Whatever they heard from Hatchell at halftime against Oregon certainly worked, as UNC put the ball in the paint the second half, shooting 56 percent from the field and outrebounding the Ducks 23-15 on its way to a 76-59 win.
“I feel like we are the most smile-est team in the country -- is that a word?," Mavunga says. "You know, we’re on the court having fun, laughing, clapping and then you look over to the sideline, and coach Hatchell is smiling and having fun, too and it’s like, yeah, we’re doing something right.”
The Tar Heels don’t seem to be reeling from the loss of DeShields, one of the best sophomores in the country who abruptly transferred to Tennessee at the end of last season. (In a statement announcing her decision, DeShields said of Knoxville, "This is the place I've dreamt of since I was a little girl"; her mother, Tisha, had been a heptathlete in Knoxville, while her father, Delino, played 13 years in major league baseball).
Hatchell and the team say they moved on in the spring, and while DeShields’ play might be missed at times -- she is one of the best one-on-one players in women’s basketball, and easily among the most athletic -- it’s clear the team's chemistry is better. The other sophomores do plenty: In the win over Oregon, Mavunga led North Carolina with 23 points, 16 rebounds and six blocks. Xylina McDaniel, whose father is former NBA All-Star Xavier McDaniel, chipped in 14 points and seven rebounds, while Gray added 18.
The Tar Heels flew to Hawaii Monday morning, where they’ll take a mini Thanksgiving break before meeting Stanford Friday in the Rainbow Wahine Showdown.
As she underwent chemotherapy treatments last season, Hatchell watched more women’s basketball than ever before. She didn’t have a rooting interest, but studied how the game has evolved.
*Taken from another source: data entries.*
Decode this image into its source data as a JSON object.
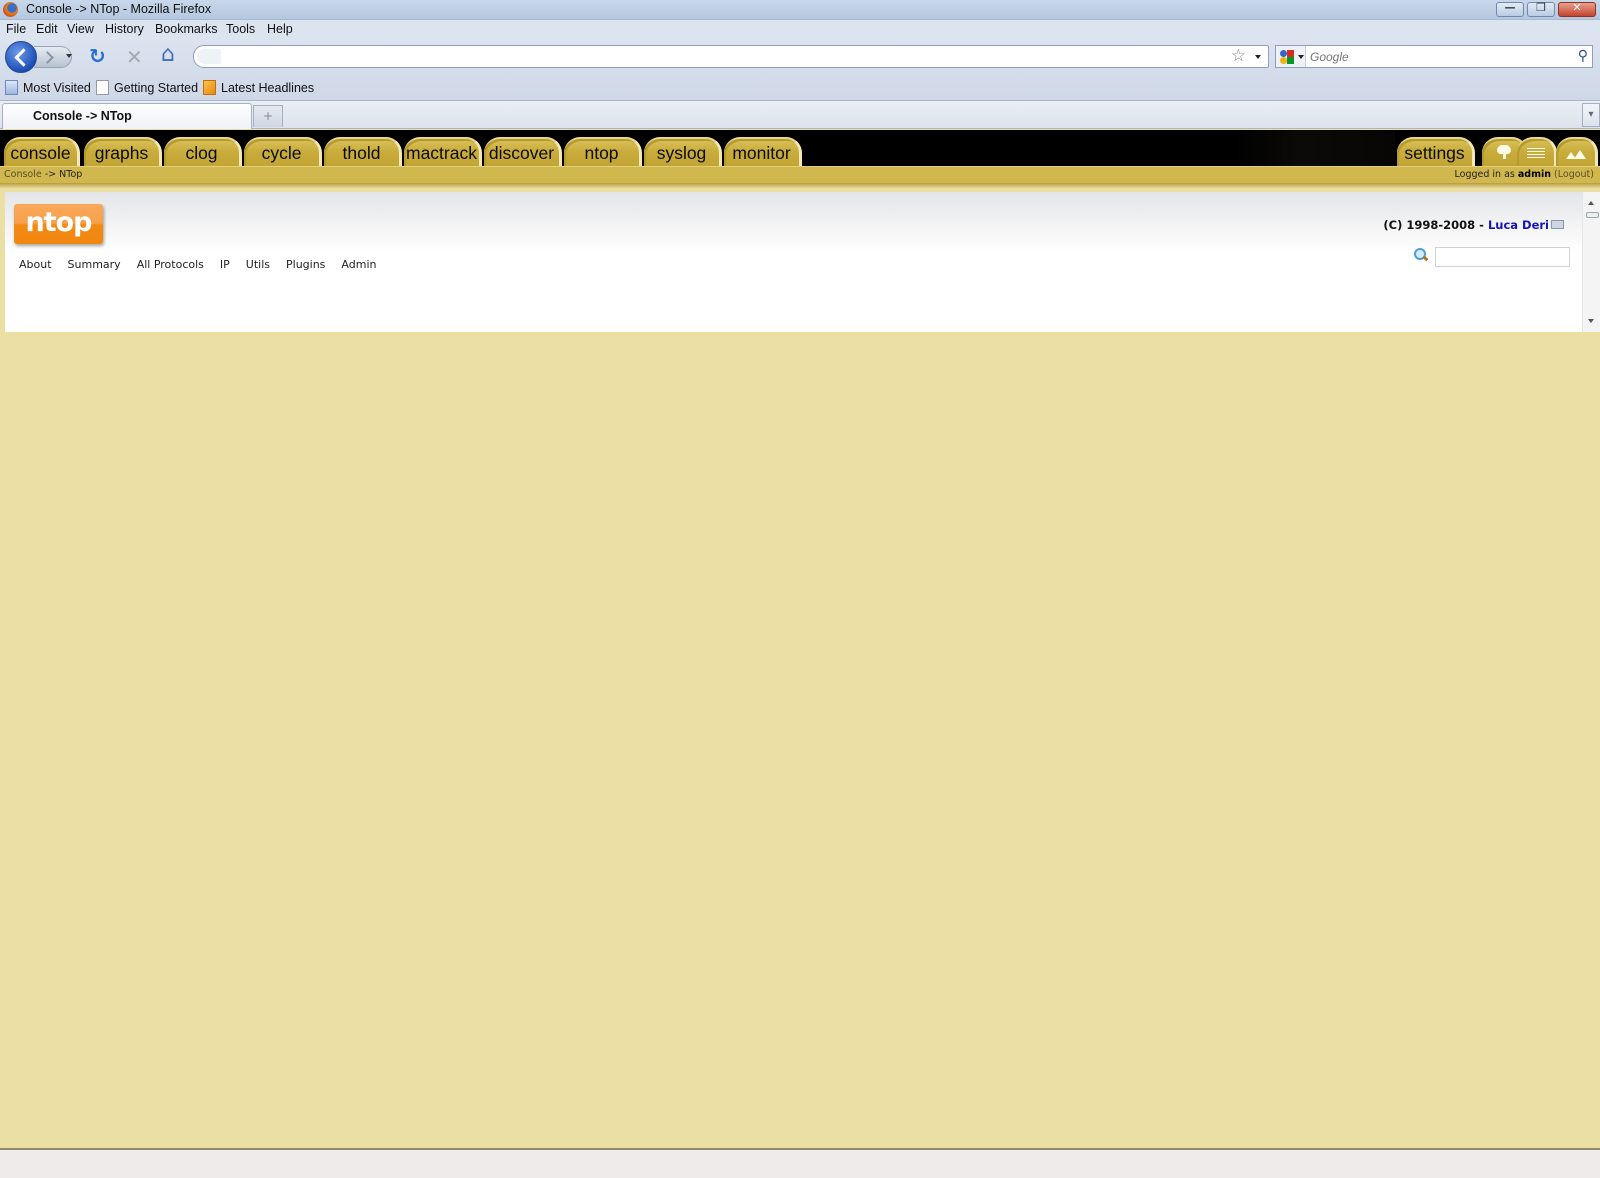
{
  "window": {
    "title": "Console -> NTop - Mozilla Firefox",
    "controls": {
      "minimize": "—",
      "restore": "❐",
      "close": "✕"
    }
  },
  "menubar": {
    "items": [
      {
        "label": "File",
        "accel": "F"
      },
      {
        "label": "Edit",
        "accel": "E"
      },
      {
        "label": "View",
        "accel": "V"
      },
      {
        "label": "History",
        "accel": "s"
      },
      {
        "label": "Bookmarks",
        "accel": "B"
      },
      {
        "label": "Tools",
        "accel": "T"
      },
      {
        "label": "Help",
        "accel": "H"
      }
    ]
  },
  "navbar": {
    "url_value": "",
    "search_placeholder": "Google",
    "search_value": "",
    "icons": {
      "back": "back-icon",
      "forward": "forward-icon",
      "reload": "↻",
      "stop": "✕",
      "home": "⌂",
      "star": "☆",
      "search_go": "⚲"
    }
  },
  "bookmarks": [
    {
      "label": "Most Visited",
      "icon": "most-visited-icon"
    },
    {
      "label": "Getting Started",
      "icon": "page-icon"
    },
    {
      "label": "Latest Headlines",
      "icon": "rss-icon"
    }
  ],
  "browser_tabs": {
    "active": "Console -> NTop",
    "new_tab": "+",
    "list_all": "▾"
  },
  "cacti": {
    "tabs": [
      "console",
      "graphs",
      "clog",
      "cycle",
      "thold",
      "mactrack",
      "discover",
      "ntop",
      "syslog",
      "monitor"
    ],
    "right_tabs": {
      "settings": "settings",
      "icon_tabs": [
        "tree-view-icon",
        "list-view-icon",
        "preview-graph-icon"
      ]
    },
    "breadcrumb": {
      "root": "Console",
      "sep": " -> ",
      "current": "NTop"
    },
    "login": {
      "prefix": "Logged in as ",
      "user": "admin",
      "logout": "(Logout)"
    }
  },
  "ntop": {
    "logo": "ntop",
    "nav": [
      "About",
      "Summary",
      "All Protocols",
      "IP",
      "Utils",
      "Plugins",
      "Admin"
    ],
    "copyright": {
      "text": "(C) 1998-2008 - ",
      "author": "Luca Deri"
    },
    "search_value": ""
  },
  "colors": {
    "page_bg": "#ebdfa4",
    "tab_gold": "#c9ad3c",
    "crumb_bar": "#d1b84e",
    "ntop_orange": "#f38a14",
    "link_blue": "#1414b8"
  }
}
Her biggest takeaway: Parity is going to be here sooner than people think, evidenced by Stanford’s shocking win last week over then-No. 1 Connecticut, ending the two-time defending national champion Huskies' 47-game winning streak.
“We’re all scoring more and that’s good, because people like to watch high-scoring games,” she says. “And (officials) have cleaned the game up on the perimeter, so players are able to show off their skills.”
Hatchell also watched hours of Tar Heel practice video on her iPad, and would talk and text with Calder anywhere from five to 15 times a day. Even stuck in the hospital, she worked three to five hours a day, all with her doctor’s blessing. She stayed in contact with players, too, but didn’t realize how much she wanted simple things, like being able to give them a hug.
There was hope last year that if UNC got to the Final Four, Hatchell would join the team in Nashville. That didn’t happen, but Hatchell’s already thinking about this postseason. She thought the Tar Heels “looked like a Final Four team” in the second half against Oregon -- and given that she has taken Carolina there three times, she knows such a team when she sees it.
If the Tar Heels can find their way to Tampa, the host city for this year’s championship, Hatchell will surely be excited for that bus ride, too.